Bergis Jules and Ed Summers developed a vision to efficiently amass millions of tweets and make them more accessible to the public after the social media explosion that followed Michael Brown’s death in August 2014.
“The images and the videos were so powerful,” said Jules, the university and political papers archivist at the University of California, Riverside. “That got me thinking … we need to try and capture this as best as we can.”
A year and a half later, this university’s Maryland Institute for Technology in the Humanities — in collaboration with UC Riverside and Washington University in St. Louis — announced Jan. 20 a $517,000 two-year grant from the Andrew W. Mellon Foundation for their “Documenting the Now: Supporting Scholarly Use and Preservation of Social Media Content” project.
The plan for the Web application is to enable users to search hashtags, keywords and user handles to collect tweets and provide a platform for the data to be analyzed and stored, Jules said. He added there is also interest in extracting the digital content in tweets, such as videos and photos.
The grant will mainly fund hiring Web developers, a designer and a project coordinator, said Summers, the project’s technical leader and the university institute’s lead developer.
While social media archiving is not a new concept, what will set this project apart, Jules said, is its projected accessibility.
“The people mostly doing this right now are people with a high level of technical skills. …These tools are in places where not a lot of people can get to it,” said Jules, a co-principal investigator with the project. “We want to build something that will be really easy for people.”
During the events in Ferguson, Summers collected more than 13 million tweets and teamed up with Jules to begin planning the project.
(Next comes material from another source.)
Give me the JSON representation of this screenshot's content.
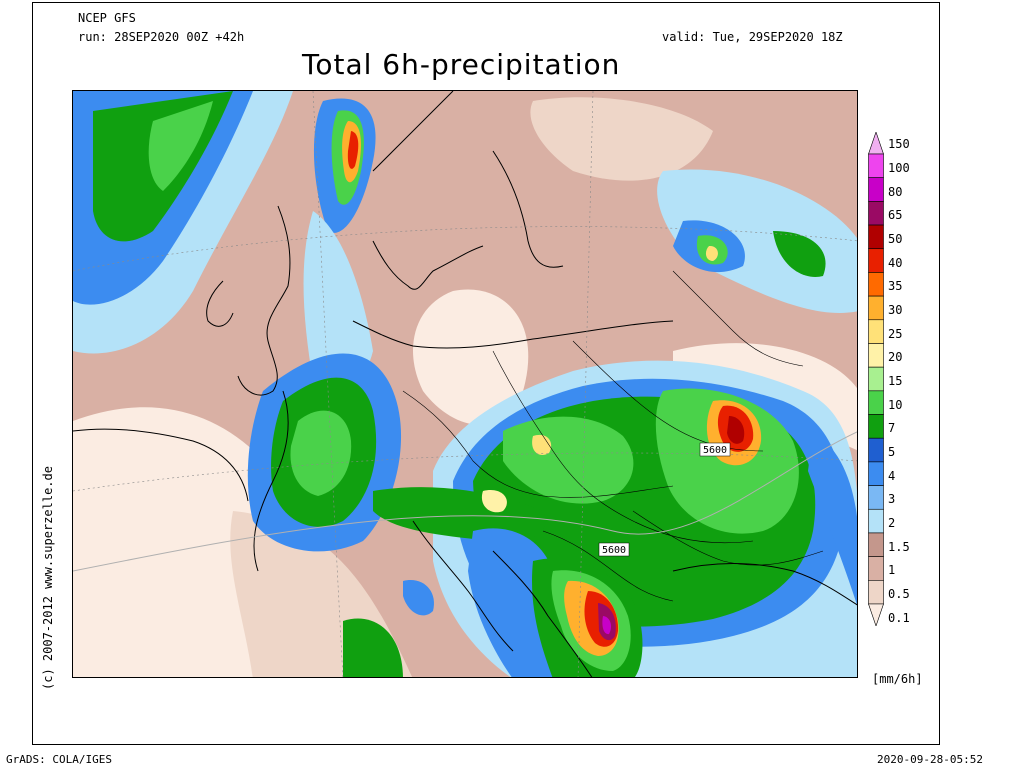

The two later sought out Washington University as a collaborator after seeing its involvement and “Documenting Ferguson” archive, Summers said.
While there is potential for the project to expand to other social media platforms, Summers said the plan is currently focused on Twitter, for which a major research tool only allows people to search tweets posted within the past seven days.
“A lot of [Twitter] content is ephemeral,” Summers said. “It’s there and then it disappears.”
Chris Freeland, a co-principal investigator with the project and Washington University’s associate university librarian, said one of the most exciting aspects of the Web application is that it will allow people to conduct research more easily.
“Really what we’re envisioning with the ‘Doc Now’ application is an environment where scholars can be using this tool for their research on their own topics,” Freeland said.
To get informed feedback from potential users, the team has also created an 18-member advisory board of scholars, including activists, journalists, librarians and software developers, Jules said. The board will meet once virtually in the spring, once in person this summer and again in 2017.
“We wanted a good mix of people because they’re actually going to help up develop the application,” Jules said.
The team hopes to have a demo to present to the advisory board in late spring or early summer, Jules added.